You’re observational dudes.
Yeah. We’re obsessed with human beings and what they’re doing and why and giggling about it. And so that evolves into storytelling. Mark will call me and say, “Remember that dude in the airport, that, like, Richard Jenkins-y kind of dude? What if that guy…” And he’ll just tell me a five-minute story. I will probably call him back and then continue that story, and that story may go away, or it may grow. By the time we’re in a realm of feature film, probably we have our heads around it, and either Mark or I am leading it, where we’re like, “Ok, I got the feature for the guy at the airport.” So I’ll tell him the story, and it’s immediately evident whether I’m igniting that fire within him – he doesn’t even really have to say it, I can tell when he’s listening to me. Usually while I’m telling the story he’ll start telling it with me, and we’ll go back and forth. So in general our writing comes from telling each other stories, which we’ve done since we were kids. Once we start writing, I’ll say the most common form that we do is one of us writes a draft, and then we trade drafts back and forth. We don’t sit in a room with each other and figure things out.

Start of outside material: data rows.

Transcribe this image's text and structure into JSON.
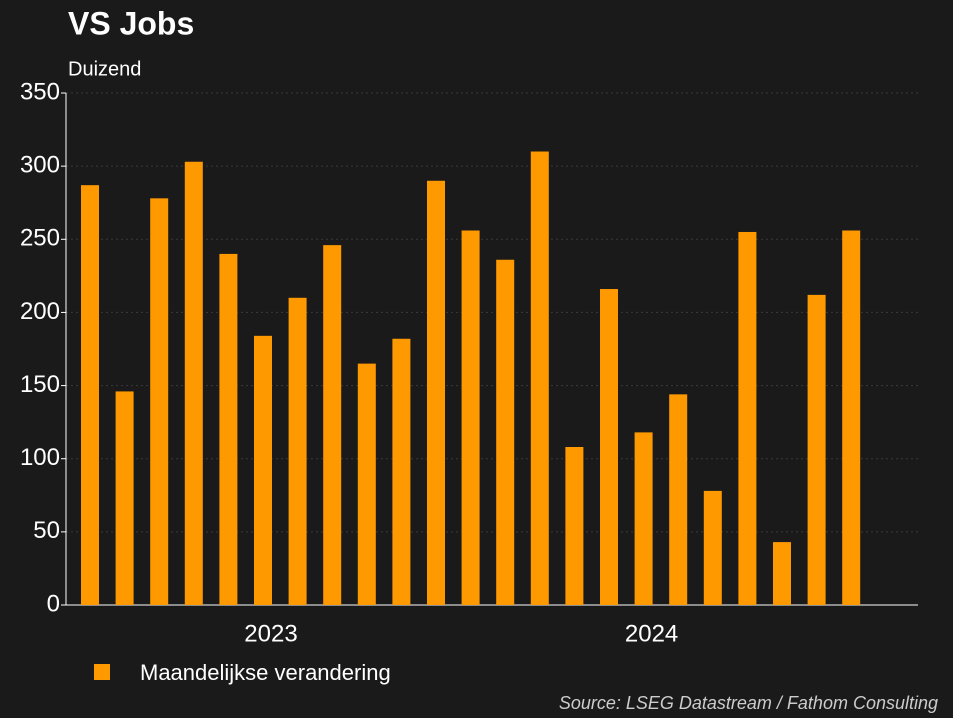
{
  "chart_data": {
    "type": "bar",
    "title": "VS Jobs",
    "subtitle": "Duizend",
    "categories": [
      null,
      null,
      null,
      null,
      null,
      "2023",
      null,
      null,
      null,
      null,
      null,
      null,
      null,
      null,
      null,
      null,
      "2024",
      null,
      null,
      null,
      null,
      null,
      null
    ],
    "series": [
      {
        "name": "Maandelijkse verandering",
        "color": "#ff9900",
        "values": [
          287,
          146,
          278,
          303,
          240,
          184,
          210,
          246,
          165,
          182,
          290,
          256,
          236,
          310,
          108,
          216,
          118,
          144,
          78,
          255,
          43,
          212,
          256
        ]
      }
    ],
    "ylim": [
      0,
      350
    ],
    "yticks": [
      0,
      50,
      100,
      150,
      200,
      250,
      300,
      350
    ],
    "grid": true,
    "legend": "bottom-left",
    "source": "Source: LSEG Datastream / Fathom Consulting"
  }
}
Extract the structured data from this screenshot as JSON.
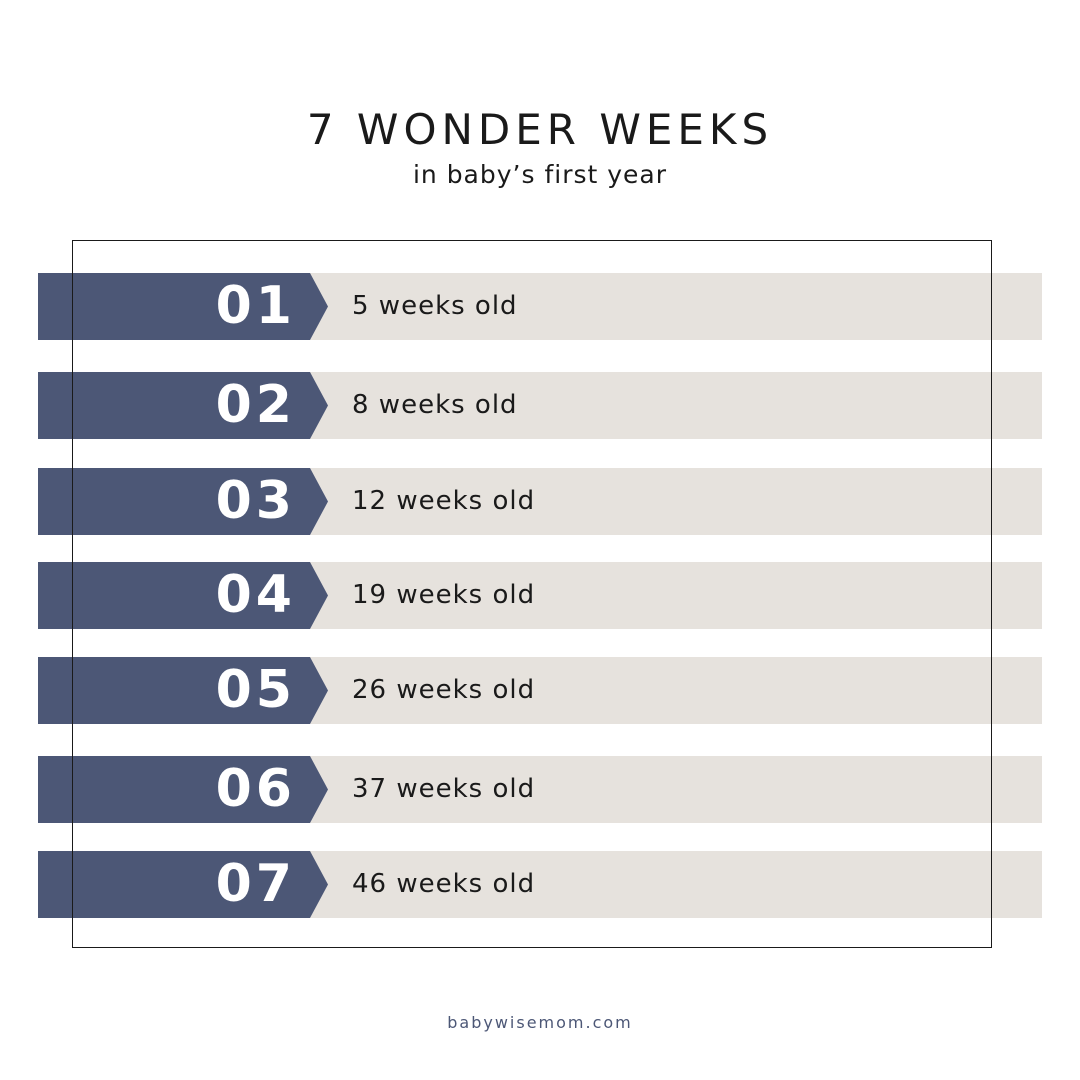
{
  "header": {
    "title": "7 WONDER WEEKS",
    "subtitle": "in baby’s first year"
  },
  "colors": {
    "tab": "#4c5776",
    "row_background": "#e6e2dd",
    "text": "#1a1a1a",
    "footer_text": "#4c5776"
  },
  "weeks": [
    {
      "number": "01",
      "label": "5 weeks old"
    },
    {
      "number": "02",
      "label": "8 weeks old"
    },
    {
      "number": "03",
      "label": "12 weeks old"
    },
    {
      "number": "04",
      "label": "19 weeks old"
    },
    {
      "number": "05",
      "label": "26 weeks old"
    },
    {
      "number": "06",
      "label": "37 weeks old"
    },
    {
      "number": "07",
      "label": "46 weeks old"
    }
  ],
  "footer": {
    "website": "babywisemom.com"
  }
}
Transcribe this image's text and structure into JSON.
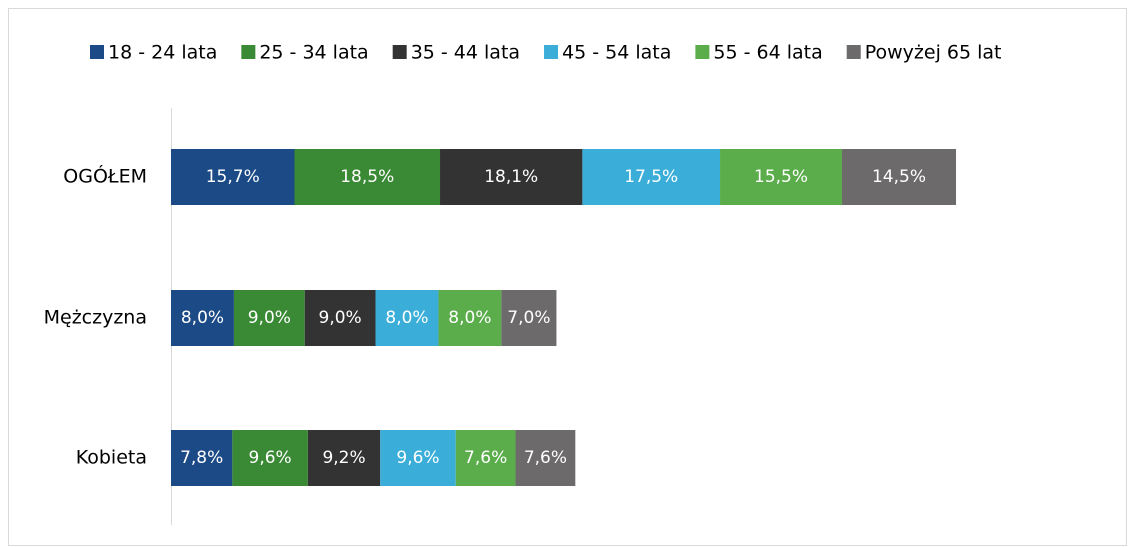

So based on these conversations, one guy will draft it and then…?
Yeah, whoever’s leading at the time, and the leadership of the project changes at any moment. Our taste is so specific, and that’s the thing about siblings. Everyone has a very specific sense of humor and taste that they share with their siblings, and that’s why there are a lot of teams. It gives you the confidence to come forth with that.
Yeah, but how do you get along so well? Can you explain it?
I will say, it’s not easy. It doesn’t just happen. We work very hard, and we’re very careful of how we talk to each other and treat each other – it’s a marriage, you know? But when we were kids we didn’t have that rough, fighting relationship. I don’t know. I didn’t have the desire to. I always included Mark. I was the big brother, and I always included him on stuff. It was natural to do it. It has always been this way.
You never had the desire to destroy him, like some older siblings do?
No, I didn’t. A lot of people talk about our spread of age as being ideal, we’re three and a half years apart. The three year realm being, you’re far enough apart where there is no competition. There was never any competition between me and Mark because I always clearly better at everything when we were growing up. But we were close in age enough to share things, to collaborate and to share things. So in a weird way, we got lucky with that stuff.